Who needs DirectX? AMD, Nvidia, and Intel team up to demo ultra-efficient … – ExtremeTech
Most of the focus at Nvidia’s Games Developers Conference (GDC) event has been focused on DirectX, but a rare three-way presentation between Nvidia, Intel, and AMD has emphasized that Microsoft’s API isn’t the only place where innovation happens. According to the trio, it’s absolutely possible to deliver huge OpenGL performance improvements and to significantly reduce driver overhead.
According to the presenters (Graham Sellers, Tim Foley, John McDonald, and Cass Everitt), OpenGL already has solutions in place that can drastically reduce driver overhead and improve performance in certain areas. Even more importantly, support for these functions is, to use their phrasing, “at least multivendor (EXT) and mostly core (GL 4.2+).” The capability exists in the vast majority of shipping solutions today.
The discussion (the full presentation is available on Nvidia’s blog page) focuses on optimizing workflows and using OpenGL capabilities like persistent mapping, sparse texturing, and packing textures into 2D arrays. Each company talked about a different focus of the problem, and much of the discussion is frankly over my head — I’m not a programmer. Some of the performance claims for these methods, however, were quite impressive.
How is OpenGL positioned against DirectX 12, Mantle?
We turned to Graham Sellers, the self-described “OpenGL guy” at AMD and author of the OpenGL Red Book, for some additional context around the API’s capabilities. If OpenGL is capable of delivering all these improvements, why does Mantle exist at all — and why haven’t developers taken advantage of them already?
According to Sellers, OpenGL doesn’t necessarily have the best reputation with game developers. AMD, Nvidia, and even Intel have all spent more than a decade talking up Direct3D as the future of gaming. id Software used OpenGL for titles like Doom 3 and Rage, but most of the support for OpenGL in gaming has been on the Linux and Mac side of the equation.
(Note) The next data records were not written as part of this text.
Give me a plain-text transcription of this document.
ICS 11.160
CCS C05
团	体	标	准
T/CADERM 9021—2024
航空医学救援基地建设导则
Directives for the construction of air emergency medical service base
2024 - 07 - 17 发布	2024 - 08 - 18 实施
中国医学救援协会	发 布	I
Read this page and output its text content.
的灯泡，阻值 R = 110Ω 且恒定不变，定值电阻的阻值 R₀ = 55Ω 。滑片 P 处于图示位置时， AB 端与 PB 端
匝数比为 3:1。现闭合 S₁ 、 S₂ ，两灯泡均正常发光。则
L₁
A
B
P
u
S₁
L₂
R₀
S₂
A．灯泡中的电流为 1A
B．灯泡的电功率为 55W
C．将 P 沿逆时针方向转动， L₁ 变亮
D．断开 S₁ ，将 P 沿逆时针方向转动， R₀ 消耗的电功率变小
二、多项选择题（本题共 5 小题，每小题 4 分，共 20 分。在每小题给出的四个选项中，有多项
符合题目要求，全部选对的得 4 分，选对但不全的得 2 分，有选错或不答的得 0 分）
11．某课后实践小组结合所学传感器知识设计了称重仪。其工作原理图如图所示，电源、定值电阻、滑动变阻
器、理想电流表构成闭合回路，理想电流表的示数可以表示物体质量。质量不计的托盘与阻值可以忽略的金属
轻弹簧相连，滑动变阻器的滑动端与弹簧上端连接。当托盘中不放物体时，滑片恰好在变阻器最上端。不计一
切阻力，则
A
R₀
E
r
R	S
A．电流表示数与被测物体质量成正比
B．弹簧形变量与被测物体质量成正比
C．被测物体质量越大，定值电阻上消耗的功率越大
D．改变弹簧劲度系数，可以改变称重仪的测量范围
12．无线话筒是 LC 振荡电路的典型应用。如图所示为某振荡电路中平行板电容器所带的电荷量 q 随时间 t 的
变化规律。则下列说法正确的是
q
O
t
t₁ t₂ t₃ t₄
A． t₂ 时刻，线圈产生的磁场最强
While it’s true that Nvidia may have stepped up its focus on OpenGL’s advantages, Sellers also points out that AMD and Nvidia have been talking about building better implementations of OpenGL software for the past 3-4 years. Developer interest in OpenGL performance has increased over the past few years thanks to the advent of OpenGL ES and Valve’s decision to build its own Linux-based Steam Box. Further support from Valve could help put the Steam OS on an equal footing with Windows.
Sellers also clarified that taking full advantage of OpenGL’s low overhead features will take some work. According to him, taking full advantage of the API requires “game engine and tool-chain changes, and is somewhat of a shift in paradigm compared to what traditional graphics is today.”
The flip side to this, however, is that these shifts might product improvements even more impressive than what DirectX and Mantle offer — and they’re available to an even wider range of hardware. Mantle is AMD-only. DirectX 12 will run on Fermi, Kepler, Maxwell, and GCN but won’t be available until late 2015 at the earliest. OpenGL, in contrast, is available now.
I think it’s fair to be skeptical about whether this marks a turning point for OpenGL’s widespread use as a gaming API, but keep in mind that these are technical talks, not marketing-driven presentations. The goal of such sessions is not to persuade programmers that OpenGL is the best in a hypothetical three-way with Mantle and a future DX12 but to present them with practical implementation ideas for driving maximum performance now.
Sellers implied that OpenGL may actually be able to deliver greater performance efficiency than either of the other two APIs because both Mantle and DX12 appear to be focused on reducing the cost of switching states and assembling data. These are huge factors in certain circumstances (we’ve seen the positive impact on AMD CPUs), but it’s still just one aspect of total driver overhead. OpenGL offers these benefits and others — it’s just that not many companies or vendors have tried to squeeze better performance out of the API (though Valve made headlines with its own OpenGL porting efforts in Left 4 Dead 2.
Shifting focus could give OpenGL a window of opportunity
There’s reason to be cautiously optimistic. One could argue that the reason CPU overhead has suddenly become important in the last few years is because CPUs no longer scale the way they used to. It’s no accident that when Nvidia went back to build Maxwell, they prioritized saving power and improving efficiency even on the same process node. With CPU speeds largely stagnant, a greater emphasis is being placed on reducing bottlenecks and improving performance by building better hardware and better software.
Combine that trend with the fact that Windows and Direct3D exert less influence over the total universe of game development now than perhaps at any previous point in history. OpenGL may still account for a fraction of the API space, but its market share is growing thanks to the influx of mobile developers. With Valve throwing its weight behind Linux and more attention being given to squeezing more performance out of existing hardware through improved software efficiency, OpenGL could mount a quiet comeback campaign over the next 12-18 months.